NOC privatizations are most likely to turn out fruitful if given the time and space to flourish. In this aspect, Latin American privatization efforts are of special interest. Argentina had its national oil company, YPF, fully privatized by 1999, yet due to economic mismanagement and the subsequent largest-ever sovereign debt default, the nation never really assured itself of privatization’s purposefulness. Therefore, when in 2012 the Fernández Kirchner government stepped in to renationalize YPF-Repsol, the measure did not really encounter any widespread popular hostility. The same logic, among others, also applies to Evo Morales’ Bolivia mid-2000s and Venezuela prior to Hugo Chávez. Yet there need not be such an oscillation from one extreme (nationalization of everything) to another (predatory, if not comprador, capitalism). There are plentiful variants of maintaining government control whilst opening the market up to leading energy companies.
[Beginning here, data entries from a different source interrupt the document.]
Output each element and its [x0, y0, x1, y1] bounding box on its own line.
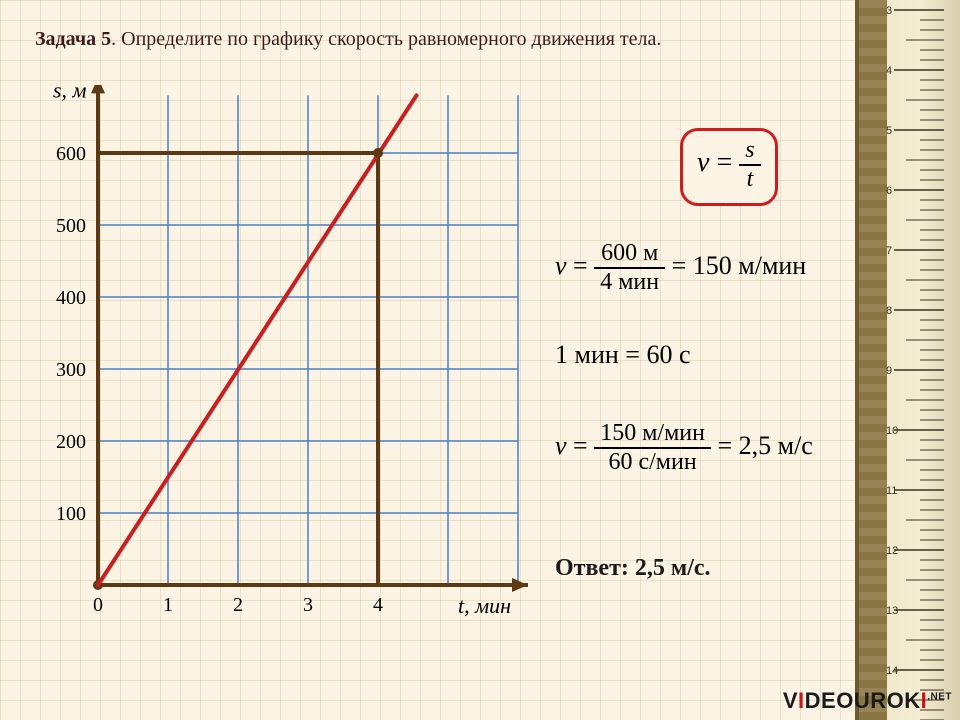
title-rest: . Определите по графику скорость равноме…: [111, 28, 661, 50]
svg-text:2: 2: [233, 594, 243, 616]
svg-text:100: 100: [56, 503, 86, 525]
eq1-frac: 600 м 4 мин: [594, 240, 665, 296]
logo-v: V: [783, 688, 798, 713]
logo-rest: DEOUROK: [805, 688, 921, 713]
eq1-den: 4 мин: [594, 267, 665, 296]
ruler-band: [859, 0, 887, 720]
svg-text:8: 8: [886, 305, 892, 317]
eq3-frac: 150 м/мин 60 с/мин: [594, 420, 711, 476]
formula-box: v = s t: [680, 128, 778, 206]
svg-text:12: 12: [886, 545, 898, 557]
svg-text:3: 3: [303, 594, 313, 616]
ruler-ticks: 3 4 5 6 7 8 9 10 11 12 13 14: [884, 0, 954, 720]
formula-den: t: [739, 164, 760, 193]
eq3-num: 150 м/мин: [594, 420, 711, 447]
svg-text:13: 13: [886, 605, 898, 617]
ruler-decoration: 3 4 5 6 7 8 9 10 11 12 13 14: [855, 0, 960, 720]
logo-i: I: [798, 688, 805, 713]
svg-text:4: 4: [886, 65, 892, 77]
formula-num: s: [739, 137, 760, 164]
problem-title: Задача 5. Определите по графику скорость…: [35, 28, 661, 51]
svg-text:6: 6: [886, 185, 892, 197]
formula-frac: s t: [739, 137, 760, 193]
svg-text:1: 1: [163, 594, 173, 616]
answer: Ответ: 2,5 м/с.: [555, 555, 711, 582]
videouroki-logo: VIDEOUROKI.NET: [783, 688, 952, 714]
equation-3: v = 150 м/мин 60 с/мин = 2,5 м/с: [555, 420, 813, 476]
eq1-num: 600 м: [594, 240, 665, 267]
title-prefix: Задача 5: [35, 28, 111, 50]
svg-text:s, м: s, м: [53, 85, 87, 102]
eq3-lhs: v: [555, 431, 567, 460]
equation-1: v = 600 м 4 мин = 150 м/мин: [555, 240, 806, 296]
logo-net: .NET: [927, 692, 952, 703]
eq1-lhs: v: [555, 251, 567, 280]
svg-text:7: 7: [886, 245, 892, 257]
svg-text:500: 500: [56, 215, 86, 237]
equation-2: 1 мин = 60 с: [555, 340, 690, 370]
svg-text:4: 4: [373, 594, 383, 616]
svg-text:300: 300: [56, 359, 86, 381]
formula-lhs: v: [697, 147, 709, 178]
chart-svg: 0 1 2 3 4 100 200 300 400 500 600 s, м t, мин: [30, 85, 535, 625]
svg-text:400: 400: [56, 287, 86, 309]
svg-text:14: 14: [886, 665, 898, 677]
svg-text:9: 9: [886, 365, 892, 377]
svg-text:5: 5: [886, 125, 892, 137]
eq1-rhs: 150 м/мин: [693, 251, 806, 280]
svg-text:3: 3: [886, 5, 892, 17]
svg-text:600: 600: [56, 143, 86, 165]
svg-text:11: 11: [886, 485, 897, 497]
distance-time-chart: 0 1 2 3 4 100 200 300 400 500 600 s, м t, мин: [30, 85, 535, 625]
svg-text:200: 200: [56, 431, 86, 453]
svg-text:t, мин: t, мин: [458, 593, 511, 618]
eq2-text: 1 мин = 60 с: [555, 340, 690, 369]
eq3-den: 60 с/мин: [594, 447, 711, 476]
svg-text:0: 0: [93, 594, 103, 616]
svg-text:10: 10: [886, 425, 898, 437]
eq3-rhs: 2,5 м/с: [739, 431, 813, 460]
If a government is in straitened circumstances and needs additional cash, tweaks in the tax code might prove to be the optimal way out. If a government yearns to cover its bases and make sure that the new majority owner will not commit itself to an unfavourable development course; it can follow the Spanish example of implementing a “golden share” and stipulate that the Government can reject certain transactions if they adversely affect any state-owned entity’s business. Also, in order to avoid any potential privatization roll-backs, it is important to privatize in due time. The current Venezuelan constitution bars the privatization of PDVSA altogether – yet if a new government, having amended the Constitution, would launch a privatization effort straightaway, the desirable effects would fail to materialize as PDVSA is currently at its low point. Such a privatization would garner less money than expedient and anger wide swaths of the population (as their national property would be given away for a trifling sum). Related: Underperforming Energy Sector May Soon See M&A Wave

3. Don’t privatize the corrupt

Russia’s renationalization of assets in the early-2000s is a fitting example of how corruption can skew the optics of privatization. In the wake of Yukos’ shutting off in 2003, Rosneft acquired its first asset, Severnaya Neft, from a Federation Council senator for $600 million, doubly overpaying the market value of the company. What makes it even more interesting is the fact that Severnaya Neft’s most lucrative assets were acquired in a highly contestable auction, during which other companies offered 15 times as much for the Val Gamburtseva field. Its equity dealings had been murky, too – although LUKOIL owned 50 percent of the company, when it was time for renationalization, it was completely diluted from the ownership structure by means of share sales (by all appearances illegal). In the end, the whole privatization-asset buildup-renationalization chain was just a gradual enrichment scheme.

All in all, most contemporary oil & gas companies bear in mind the abovementioned guidelines, partly because times have changed for the better, partly because others’ mistakes serve as good ground rules. The most lucrative and talked-about upcoming privatization, Saudi Aramco’s 5 percent IPO in 2018 which is expected to raise $1 trillion, has so far been managed neatly. Postponed from 2016 to 2017, then to 2018, so as to carry out the IPO at the optimal moment, the Saudis have even managed to downplay their future commitments vis-à-vis the state, which might be a major matter of concern for potential strategic buyers. We will see how it all turns out in the end.